One of my favorite memories of my life is of picking oranges. I was little. The sky was clear and blue and the sun was shining in the way that southern California does, big and bright. The air in the grove had this overwhelming sweet smell and mixed with those beautiful orange orbs against the green leaves of the trees, I was in love! Birds and rustling leaves and joy. Ever since, I have always loved picking fruit.

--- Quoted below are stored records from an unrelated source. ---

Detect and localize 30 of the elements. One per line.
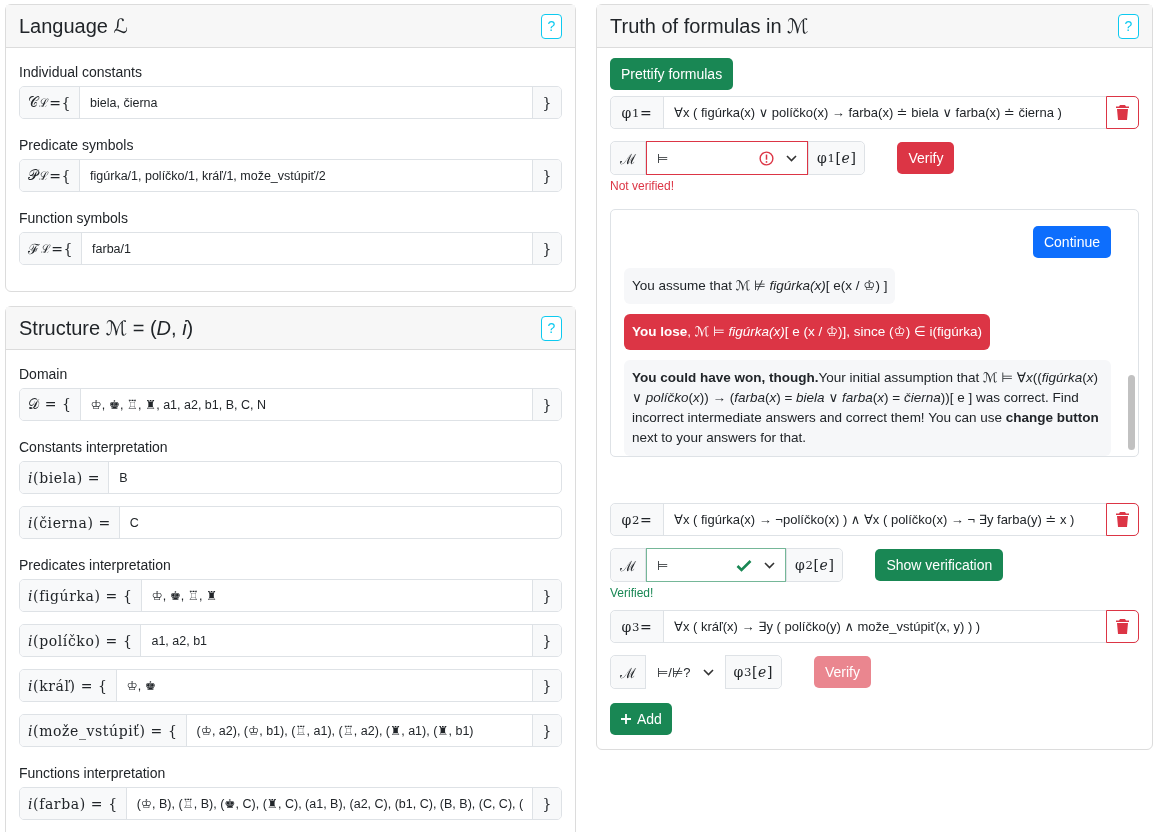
- section-label: Constants interpretation: [19, 439, 169, 455]
- caret-icon: [764, 561, 775, 569]
- verify-button[interactable]: Show verification: [875, 549, 1004, 581]
- section-label: Function symbols: [19, 210, 129, 226]
- section-label: Domain: [19, 366, 69, 382]
- card-title: Structure ℳ = (D, i): [19, 316, 194, 340]
- card-title: Truth of formulas in ℳ: [610, 14, 809, 38]
- relation-select[interactable]: ⊨: [646, 548, 786, 582]
- prettify-button[interactable]: Prettify formulas: [610, 58, 734, 90]
- plus-icon: [620, 713, 632, 725]
- verify-button[interactable]: Verify: [897, 142, 955, 174]
- game-message: You lose, ℳ ⊨ figúrka(x)[ e (x / ♔)], since (♔) ∈ i(figúrka): [624, 314, 990, 350]
- error-icon: [759, 150, 774, 166]
- game-message: You could have won, though.Your initial assumption that ℳ ⊨ ∀x((figúrka(x) ∨ políčko(x)) → (farba(x) = biela ∨ farba(x) = čierna))[ e ] was correct. Find incorrect intermediate answers and correct them! You can use change button next to your answers for that.: [624, 360, 1111, 456]
- feedback-text: Not verified!: [610, 179, 676, 193]
- check-icon: [736, 558, 752, 572]
- continue-button[interactable]: Continue: [1032, 226, 1111, 258]
- section-label: Predicates interpretation: [19, 557, 172, 573]
- game-message: You assume that ℳ ⊭ figúrka(x)[ e(x / ♔) ]: [624, 268, 896, 304]
- scrollbar[interactable]: [1128, 375, 1135, 450]
- model-label: ℳ: [611, 142, 646, 174]
- section-label: Functions interpretation: [19, 765, 167, 781]
- card-title: Language ℒ: [19, 14, 128, 38]
- caret-icon: [786, 154, 797, 162]
- add-button[interactable]: Add: [610, 703, 672, 735]
- section-label: Predicate symbols: [19, 137, 135, 153]
- relation-select[interactable]: ⊨: [646, 141, 808, 175]
- feedback-text: Verified!: [610, 586, 655, 600]
- model-label: ℳ: [611, 549, 646, 581]
- section-label: Individual constants: [19, 64, 143, 80]
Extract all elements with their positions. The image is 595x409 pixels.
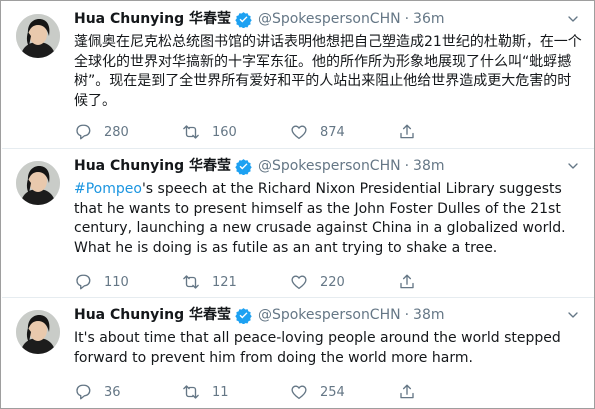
- author-handle[interactable]: @SpokespersonCHN: [258, 156, 401, 176]
- tweet-actions: 110 121 220: [74, 272, 583, 292]
- share-icon: [400, 274, 414, 289]
- author-handle[interactable]: @SpokespersonCHN: [258, 305, 401, 325]
- verified-badge-icon: [235, 158, 252, 175]
- retweet-count: 11: [212, 384, 229, 400]
- reply-button[interactable]: 280: [74, 123, 182, 141]
- tweet-text: #Pompeo's speech at the Richard Nixon Pr…: [74, 180, 583, 258]
- like-icon: [291, 275, 307, 290]
- author-name[interactable]: Hua Chunying 华春莹: [74, 156, 231, 176]
- tweet-text: 蓬佩奥在尼克松总统图书馆的讲话表明他想把自己塑造成21世纪的杜勒斯，在一个全球化…: [74, 33, 583, 111]
- tweet-body: It's about time that all peace-loving pe…: [74, 330, 561, 366]
- avatar[interactable]: [16, 161, 60, 205]
- like-icon: [291, 385, 307, 400]
- reply-count: 110: [104, 274, 129, 290]
- avatar[interactable]: [16, 310, 60, 354]
- like-icon: [291, 125, 307, 140]
- timestamp[interactable]: 36m: [413, 9, 444, 29]
- verified-badge-icon: [235, 307, 252, 324]
- retweet-icon: [183, 385, 199, 399]
- share-button[interactable]: [398, 123, 506, 141]
- chevron-down-icon[interactable]: [565, 158, 581, 174]
- timestamp[interactable]: 38m: [413, 156, 444, 176]
- chevron-down-icon[interactable]: [565, 11, 581, 27]
- reply-button[interactable]: 36: [74, 383, 182, 401]
- tweet-actions: 36 11 254: [74, 382, 583, 402]
- timestamp[interactable]: 38m: [413, 305, 444, 325]
- share-button[interactable]: [398, 383, 506, 401]
- verified-badge-icon: [235, 11, 252, 28]
- tweet[interactable]: Hua Chunying 华春莹 @SpokespersonCHN · 36m …: [2, 2, 594, 149]
- tweet-body: 蓬佩奥在尼克松总统图书馆的讲话表明他想把自己塑造成21世纪的杜勒斯，在一个全球化…: [74, 34, 582, 109]
- reply-count: 36: [104, 384, 121, 400]
- tweet-actions: 280 160 874: [74, 122, 583, 142]
- tweet[interactable]: Hua Chunying 华春莹 @SpokespersonCHN · 38m …: [2, 298, 594, 408]
- like-count: 874: [320, 124, 345, 140]
- reply-icon: [76, 274, 91, 290]
- share-icon: [400, 124, 414, 139]
- separator-dot: ·: [404, 11, 410, 27]
- like-button[interactable]: 220: [290, 273, 398, 291]
- reply-icon: [76, 384, 91, 400]
- retweet-icon: [183, 275, 199, 289]
- retweet-count: 121: [212, 274, 237, 290]
- avatar[interactable]: [16, 14, 60, 58]
- tweet-body: 's speech at the Richard Nixon President…: [74, 181, 566, 256]
- separator-dot: ·: [404, 158, 410, 174]
- retweet-button[interactable]: 121: [182, 273, 290, 291]
- like-count: 220: [320, 274, 345, 290]
- reply-count: 280: [104, 124, 129, 140]
- retweet-button[interactable]: 160: [182, 123, 290, 141]
- tweet-thread: Hua Chunying 华春莹 @SpokespersonCHN · 36m …: [0, 0, 595, 409]
- author-handle[interactable]: @SpokespersonCHN: [258, 9, 401, 29]
- separator-dot: ·: [404, 307, 410, 323]
- reply-button[interactable]: 110: [74, 273, 182, 291]
- share-icon: [400, 384, 414, 399]
- like-button[interactable]: 254: [290, 383, 398, 401]
- retweet-icon: [183, 125, 199, 139]
- author-name[interactable]: Hua Chunying 华春莹: [74, 305, 231, 325]
- share-button[interactable]: [398, 273, 506, 291]
- author-name[interactable]: Hua Chunying 华春莹: [74, 9, 231, 29]
- retweet-count: 160: [212, 124, 237, 140]
- hashtag-link[interactable]: #Pompeo: [74, 181, 142, 197]
- reply-icon: [76, 124, 91, 140]
- like-button[interactable]: 874: [290, 123, 398, 141]
- like-count: 254: [320, 384, 345, 400]
- tweet[interactable]: Hua Chunying 华春莹 @SpokespersonCHN · 38m …: [2, 149, 594, 298]
- tweet-text: It's about time that all peace-loving pe…: [74, 329, 583, 368]
- chevron-down-icon[interactable]: [565, 307, 581, 323]
- retweet-button[interactable]: 11: [182, 383, 290, 401]
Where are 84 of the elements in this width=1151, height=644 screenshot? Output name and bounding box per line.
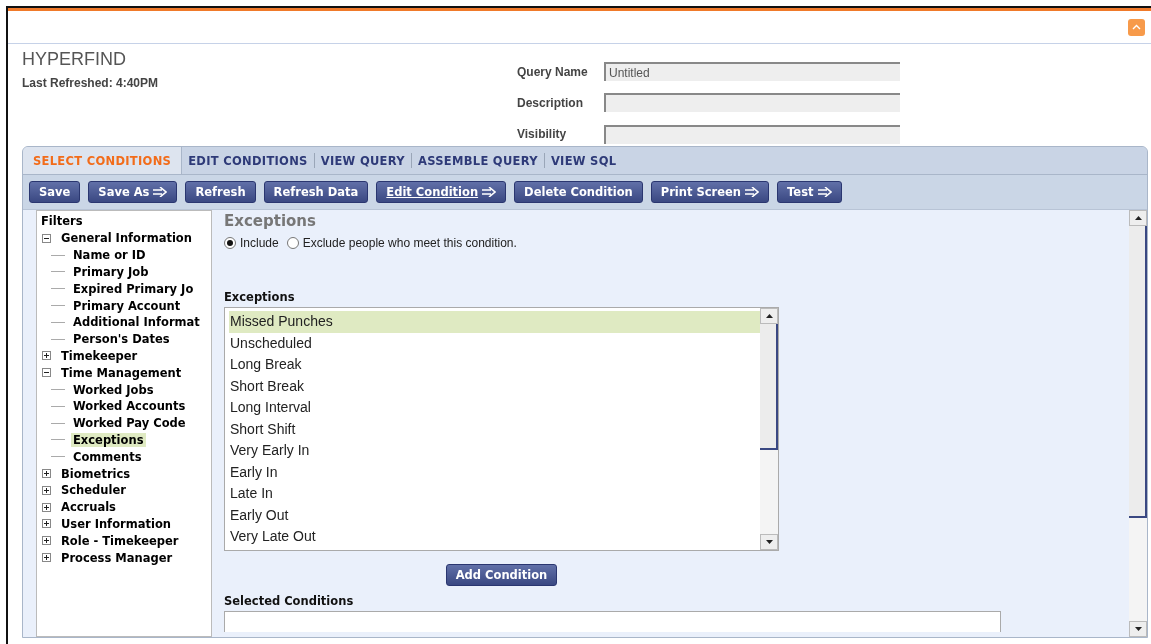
tree-group[interactable]: Accruals: [61, 500, 116, 515]
tree-item[interactable]: Comments: [71, 449, 144, 464]
tree-item[interactable]: Additional Informat: [71, 315, 202, 330]
expand-icon[interactable]: [42, 536, 51, 546]
list-item[interactable]: Unscheduled: [229, 332, 760, 354]
tree-group[interactable]: Process Manager: [61, 550, 173, 565]
list-item[interactable]: Early In: [229, 461, 760, 483]
tree-item[interactable]: Worked Pay Code: [71, 416, 188, 431]
arrow-right-icon: [817, 187, 832, 197]
list-label: Exceptions: [224, 290, 296, 304]
arrow-right-icon: [745, 187, 760, 197]
list-item[interactable]: Very Late Out: [229, 526, 760, 548]
scroll-down-button[interactable]: [1129, 621, 1147, 637]
tree-item[interactable]: Expired Primary Jo: [71, 281, 196, 296]
scroll-up-button[interactable]: [760, 308, 778, 324]
tree-group[interactable]: General Information: [61, 231, 192, 246]
toolbar-button[interactable]: Edit Condition: [376, 181, 507, 203]
expand-icon[interactable]: [42, 485, 51, 495]
list-item[interactable]: Early Out: [229, 504, 760, 526]
text-field[interactable]: [604, 93, 900, 113]
tab[interactable]: VIEW SQL: [543, 153, 623, 168]
list-label: Selected Conditions: [224, 594, 355, 608]
text-field[interactable]: Untitled: [604, 62, 900, 82]
toolbar-button[interactable]: Save: [29, 181, 81, 203]
toolbar-button[interactable]: Delete Condition: [514, 181, 643, 203]
tree-group[interactable]: Timekeeper: [61, 348, 138, 363]
tab[interactable]: ASSEMBLE QUERY: [410, 153, 544, 168]
text-field[interactable]: [604, 124, 900, 144]
add-condition-button[interactable]: Add Condition: [445, 564, 558, 586]
radio-label: Include: [240, 236, 279, 250]
tree-group[interactable]: Biometrics: [61, 466, 131, 481]
tree-item[interactable]: Exceptions: [71, 432, 146, 447]
list-item[interactable]: Very Early In: [229, 440, 760, 462]
toolbar-button[interactable]: Test: [777, 181, 842, 203]
tree-item[interactable]: Worked Accounts: [71, 399, 188, 414]
scroll-up-button[interactable]: [1129, 210, 1147, 226]
list-item[interactable]: Late In: [229, 483, 760, 505]
expand-icon[interactable]: [42, 553, 51, 563]
tree-group[interactable]: Role - Timekeeper: [61, 533, 179, 548]
scrollbar[interactable]: [760, 308, 778, 550]
collapse-icon[interactable]: [42, 368, 51, 378]
field-label: Description: [517, 96, 584, 110]
list-item[interactable]: Missed Punches: [229, 311, 760, 333]
arrow-right-icon: [482, 187, 497, 197]
expand-icon[interactable]: [42, 469, 51, 479]
expand-icon[interactable]: [42, 502, 51, 512]
scrollbar[interactable]: [1129, 210, 1147, 637]
scroll-down-icon: [765, 540, 773, 544]
list-item[interactable]: Short Break: [229, 375, 760, 397]
scroll-down-icon: [1134, 627, 1142, 631]
toolbar-button[interactable]: Refresh Data: [263, 181, 369, 203]
field-label: Query Name: [517, 64, 589, 79]
toolbar-button[interactable]: Refresh: [185, 181, 256, 203]
expand-icon[interactable]: [42, 351, 51, 361]
tree-title: Filters: [41, 214, 84, 230]
toolbar-button[interactable]: Save As: [88, 181, 178, 203]
toolbar-button[interactable]: Print Screen: [650, 181, 770, 203]
tree-item[interactable]: Person's Dates: [71, 332, 172, 347]
scroll-down-button[interactable]: [760, 534, 778, 550]
list-item[interactable]: Long Interval: [229, 397, 760, 419]
radio-icon[interactable]: [286, 237, 299, 249]
page-title: HYPERFIND: [22, 48, 127, 70]
tree-group[interactable]: User Information: [61, 516, 171, 531]
radio-icon[interactable]: [224, 237, 236, 249]
list-item[interactable]: Long Break: [229, 354, 760, 376]
expand-icon[interactable]: [42, 519, 51, 529]
collapse-icon[interactable]: [42, 233, 51, 243]
tree-item[interactable]: Primary Job: [71, 265, 151, 279]
list-item[interactable]: Short Shift: [229, 418, 760, 440]
scroll-up-icon: [1134, 216, 1142, 220]
tab[interactable]: EDIT CONDITIONS: [182, 153, 314, 168]
last-refreshed: Last Refreshed: 4:40PM: [22, 76, 160, 90]
tab[interactable]: VIEW QUERY: [313, 153, 411, 168]
section-title: Exceptions: [224, 212, 317, 230]
field-label: Visibility: [517, 127, 568, 142]
tree-item[interactable]: Worked Jobs: [71, 382, 156, 397]
scroll-up-icon: [765, 314, 773, 318]
radio-option[interactable]: Include: [224, 236, 279, 250]
arrow-right-icon: [153, 187, 168, 197]
chevron-up-icon: [1132, 24, 1141, 30]
tree-item[interactable]: Primary Account: [71, 298, 183, 313]
tree-item[interactable]: Name or ID: [71, 248, 148, 263]
tree-group[interactable]: Scheduler: [61, 483, 126, 498]
tree-group[interactable]: Time Management: [61, 365, 182, 380]
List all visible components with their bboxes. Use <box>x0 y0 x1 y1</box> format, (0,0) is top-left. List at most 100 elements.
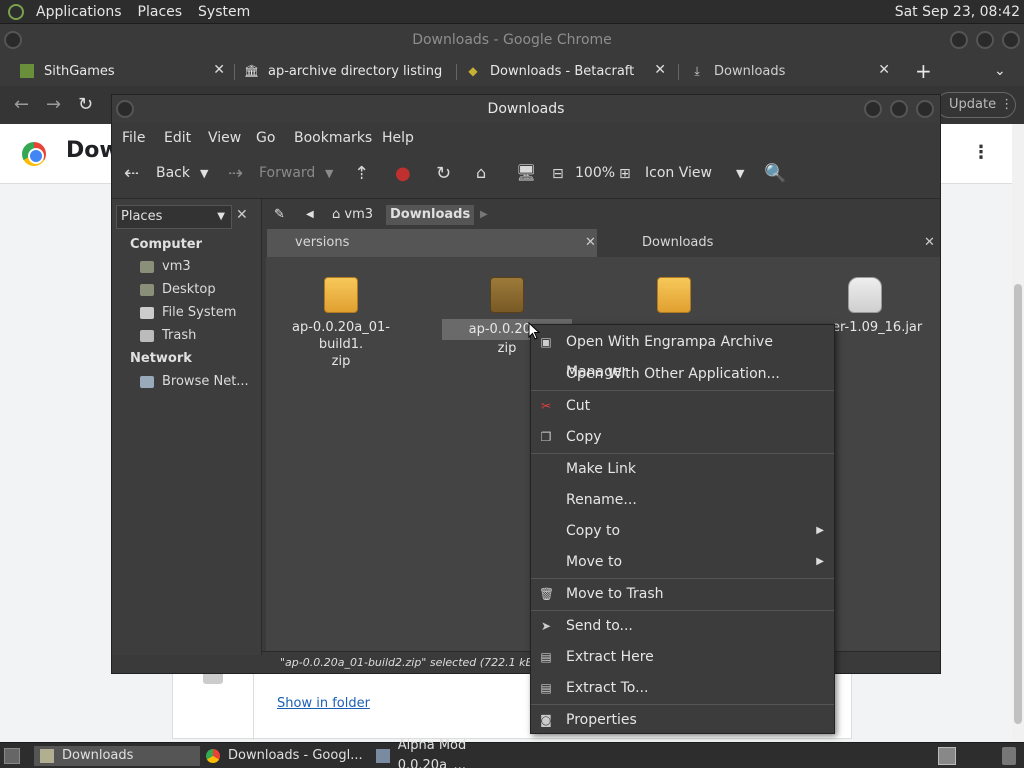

I grew up loving oranges and tangerines, but never got to experience the blood orange until I was much older. Now they are one of my loves. This cake is amazing. It’s one of the incredible creations from Eat the Love, but in vegan form. I’m going to proclaim that it’s one of the best cakes I’ve ever made. Forgive the sunken appearance–it did not sink in the middle, I just put it on the wrong size plate.
Blood Orange & Coconut Velvet Cake
Original recipe here.
For the vegan edits:
1. Replace buttermilk with 1 1/4 c So Delicious coconut milk mixed with 1 1/4 tsp apple cider vinegar
2. Replace 3 eggs with 3 tsp of Ener-G egg replacer, dry–do not mix with water.
That’s it. Follow the original recipe as written with the replacements and you will have a perfect cake.
For the frosting, use your favorite vegan cream cheese frosting recipe. Try adding pure vanilla bean or vanilla paste instead of extract.